The Things We Cannot Say switches between two perspectives: teenager Alina in Nazi-occupied Poland, and her descendant Alice in modern times. The two women live lives that couldn’t be more different: pampered Alina, the only daughter in a family of three, descends into an existence of tragedy and hardship as the war progresses. She suffers while waiting for the man she loves as her only beacon. Alice struggles to find balance with a severely autistic child, an apathetic husband, and her dying grandmother. Alice turns to her history and birthright for guidance, and to find peace.
I always say that if you’re looking for horror, you really don’t have to look further than our own history. Alina’s narrative is the stuff of nightmares. Kelly Rimmer meticulously has Alina go through almost everything that this time had to offer. She watches loved ones get shot for virtually no reason in the streets, or sent to Auschwitz. She waits constantly for news she knows will be dreadful. She imagines every evil a soldier might do to her. All the while, she is slowly starving along with her family. There is very little hope in her story, to the point that sappy romance feels more like a relief than anything else. I actually breathed a sigh of relief whenever Alina met with Tomasz, because it meant the pain of the novel was on pause. It strikes a balance, between breathing between the bad moments and knowing the good won’t last. As a result, Alina grows into a powerful soul that would be amazing to watch if it wasn’t surrounded by so much horror.
In contrast, Alice’s narrative has strong moments, but pales in comparison to Alina’s.
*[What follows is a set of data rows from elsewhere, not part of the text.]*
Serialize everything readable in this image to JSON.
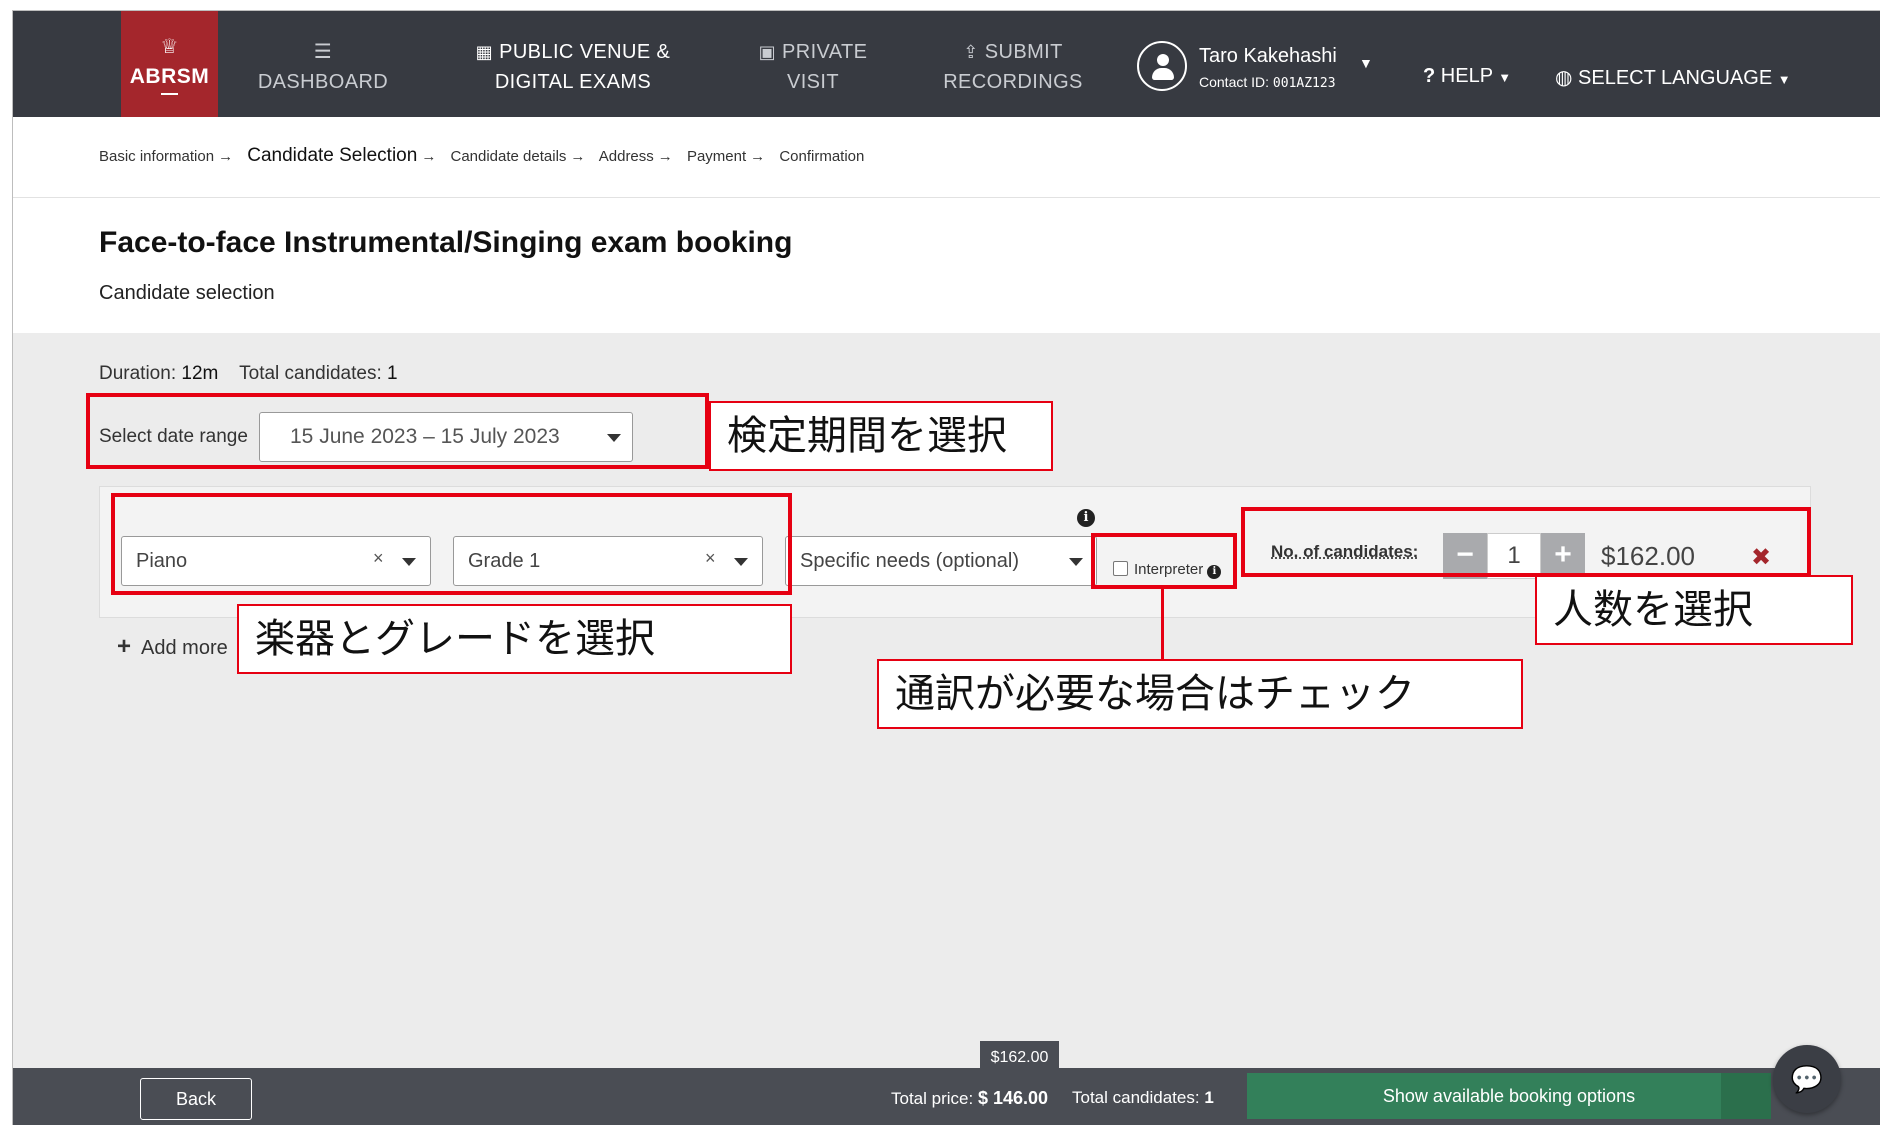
{
  "nav": {
    "logo_text": "ABRSM",
    "items": [
      {
        "label_line1": "DASHBOARD",
        "label_line2": ""
      },
      {
        "label_line1": "PUBLIC VENUE &",
        "label_line2": "DIGITAL EXAMS"
      },
      {
        "label_line1": "PRIVATE",
        "label_line2": "VISIT"
      },
      {
        "label_line1": "SUBMIT",
        "label_line2": "RECORDINGS"
      }
    ],
    "user": {
      "name": "Taro Kakehashi",
      "contact_label": "Contact ID:",
      "contact_id": "001AZ123"
    },
    "help": "HELP",
    "language": "SELECT LANGUAGE"
  },
  "breadcrumb": [
    "Basic information",
    "Candidate Selection",
    "Candidate details",
    "Address",
    "Payment",
    "Confirmation"
  ],
  "page": {
    "title": "Face-to-face Instrumental/Singing exam booking",
    "subtitle": "Candidate selection"
  },
  "meta": {
    "duration_label": "Duration:",
    "duration": "12m",
    "total_label": "Total candidates:",
    "total": "1"
  },
  "date_range": {
    "label": "Select date range",
    "value": "15 June 2023 – 15 July 2023"
  },
  "candidate_row": {
    "instrument": "Piano",
    "grade": "Grade 1",
    "specific_needs": "Specific needs (optional)",
    "interpreter_label": "Interpreter",
    "interpreter_checked": false,
    "num_label": "No. of candidates:",
    "count": "1",
    "price": "$162.00"
  },
  "add_more": "Add more",
  "annotations": {
    "date": "検定期間を選択",
    "instrument_grade": "楽器とグレードを選択",
    "interpreter": "通訳が必要な場合はチェック",
    "count": "人数を選択"
  },
  "footer": {
    "back": "Back",
    "tag_price": "$162.00",
    "total_price_label": "Total price:",
    "total_price": "$ 146.00",
    "total_candidates_label": "Total candidates:",
    "total_candidates": "1",
    "show_button": "Show available booking options"
  },
  "colors": {
    "nav_bg": "#373a41",
    "logo_bg": "#a4262c",
    "annotation_red": "#e60012",
    "cta_green": "#33805a"
  },
  "icons": [
    "crown-icon",
    "list-icon",
    "calendar-icon",
    "badge-icon",
    "upload-icon",
    "user-icon",
    "globe-icon",
    "info-icon",
    "chat-icon"
  ]
}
Her connection to her son, Eddie, and her grandmother is commendable, but the rest of her life is rife with cliches. What’s worse is that her relationship with them doesn’t make much sense. Her daughter, Pascale, is apparently a highly intelligent twelve-year-old who threw a horrible tantrum at the beginning book, and then is sweet and adorable the rest of it. She is clearly there to make Alice’s life easier, and the tantrum at the beginning reads like “see, she’s a normal preteen” when really, it’s an inconsistent character. Alice is madly in love with her husband, Wade, even though he is distant and uncooperative. It turns into a story about how the two must reach a compromise to repair their relationship, when really, he’s a jerk and the book needed to treat him as such. The family dynamic felt more like an afterthought than something important to the book.
However, Alice’s story is redeemed when she goes to Poland for her grandmother. Rimmer does a fantastic job of calling the past to the present as Alice walks through Poland’s streets, and as a result, Alice finds her peace in the past tragedy and horror. It becomes clear why Alice’s POV exists in the first place. As a society, we have to remember our past terrors in order to not repeat them. Even more significant is that Alice finds a way to repair her current strife using her rich history. There’s a great scene where the pieces naturally fall together, and redemption comes on all sides.
The Things We Cannot Say has its issues, but they don’t get in the way of the book having its impact. It was an emotional read, and an important one. It’s rare to see a book that doesn’t pull its punches when it comes to World War II, and this one makes every page count towards the ending. I thank NetGalley and Greydon House for a free copy of this book in exchange for an unbiased review.